Secondary infection is the most common complication of pityriasis lichenoides. PLEVA may be associated with low-grade fever, malaise, headache, and arthralgia. Patients with PLUH can develop high fever, malaise, myalgia, arthralgia, and gastrointestinal and central nervous system symptoms. Occasionally, debilitated patients may die. PLC has been associated uncommonly with LPP in children.79 Despite
their sometimes dominant T-cell clonal nature, PLC and PLEVA are considered clinically benign disorders without significant linkage to lymphomas or other malignancies.
Box 25-4 Differential Diagnosis of Pityriasis Lichenoides et Varioliformis Acuta (PLEVA) and Pityriasis Lichenoides Chronica (PLC)Most Likely
- o Arthropod bites, stings, infestations
- o Leukocytoclastic vasculitis
- o Pityriasis rosea
- o Drug eruption
- o Guttate psoriasis
- o Folliculitis
- o Rickettsiosis
- o Erythema multiforme
- o Dermatitis herpetiformis
- o Spongiotic dermatitis, papular variant
- o Small-plaque parapsoriasis
- o Lichen planus
- o Gianotti-Crosti syndrome
Always Rule Out
- o Lymphomatoid papulosis
- o Secondary syphilis
- o Lymphomatoid papulosis
- o Mycosis fungoides (papular variant)
- o Secondary syphilis
Prognosis and Clinical Course
Pityriasis lichenoides has a variable clinical course characterized by recurrent crops of lesions that spontaneously resolve. The disorder may resolve spontaneously within a few months or, less commonly, persist for years. PLEVA usually has a shorter duration than PLC. Although the conclusion was not confirmed by subsequent investigation, one report suggested that the duration of pityriasis lichenoides in children correlated better with its clinical distribution than with the relative abundance of acute and chronic lesions, which often co-existed.59 From longest to shortest duration, the distribution of lesions ranged from peripheral (distal extremities) to central (trunk) to diffuse.

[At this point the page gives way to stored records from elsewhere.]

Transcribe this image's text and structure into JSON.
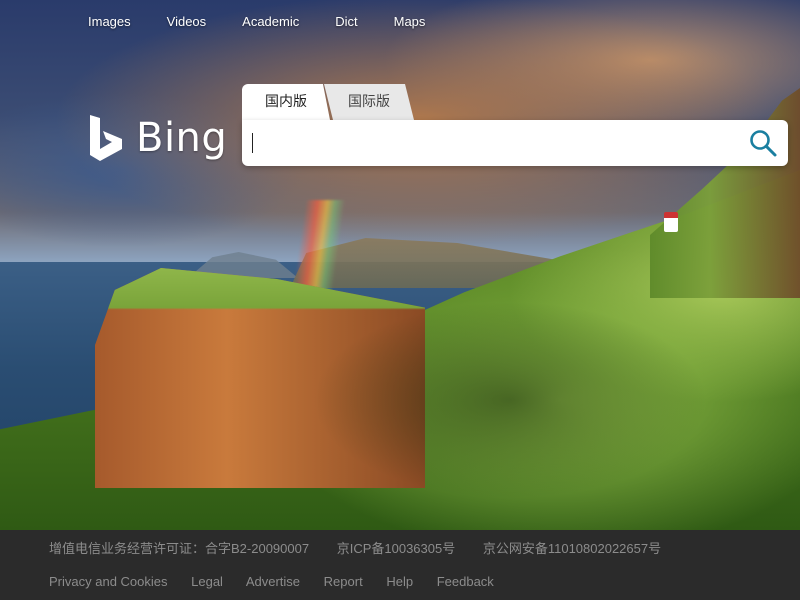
{
  "topnav": {
    "items": [
      "Images",
      "Videos",
      "Academic",
      "Dict",
      "Maps"
    ]
  },
  "logo": {
    "text": "Bing",
    "icon": "bing-b-icon"
  },
  "tabs": [
    {
      "label": "国内版",
      "active": true
    },
    {
      "label": "国际版",
      "active": false
    }
  ],
  "search": {
    "value": "",
    "placeholder": "",
    "button_icon": "search-icon",
    "accent": "#1a7fa0"
  },
  "footer": {
    "licenses": [
      "增值电信业务经营许可证：合字B2-20090007",
      "京ICP备10036305号",
      "京公网安备11010802022657号"
    ],
    "links": [
      "Privacy and Cookies",
      "Legal",
      "Advertise",
      "Report",
      "Help",
      "Feedback"
    ]
  },
  "colors": {
    "footer_bg": "#2b2b2b",
    "footer_text": "#8c8c8c"
  }
}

Box 25-5 Treatment of Pityriasis Lichenoides et Varioliformis Acuta and Pityriasis Lichenoides Chronica
- · Topical corticosteroids
- · Antibiotics (erythromycin 500 mg PO 2-4× daily80; tetracycline 500 mg PO 2-4× daily,81 minocycline 100 mg PO twice daily)
- · Phototherapy (sunbathing, ultraviolet B,82 ultraviolet A + ultraviolet B,83 narrowband ultraviolet B84)
- · Topical tacrolimus85,86
- · Prednisone (60/40/20 mg PO taper, 5 days each)87
- · Methotrexate (10-25 mg PO weekly)88,89
- · Phototherapy (ultraviolet AI, psoralen plus ultraviolet A)
The mainstay of traditional therapy has been a combination of topical corticosteroids and phototherapy . Systemic antibiotics in the tetracycline and erythromycin families are used primarily for their anti-inflammatory rather than antibiotic effects. Cases with minimal disease activity may not require any treatment. The more acute the clinical course and the more severe the individual lesions, the more systemic therapy is indicated. Methotrexate is often effective in relatively low doses. Calcineurin inhibitors and retinoids may also be beneficial. Severe cases of PLEVA and PLUH often require systemic corticosteroids or similar drugs to gain control of systemic symptoms. Topical and systemic antibiotics may be needed to treat secondary infections complicating ulcerated skin lesions. These agents are often selected initially to cover Gram-positive pathogens, but subsequent use should be guided by culture results.
There are no known preventive measures.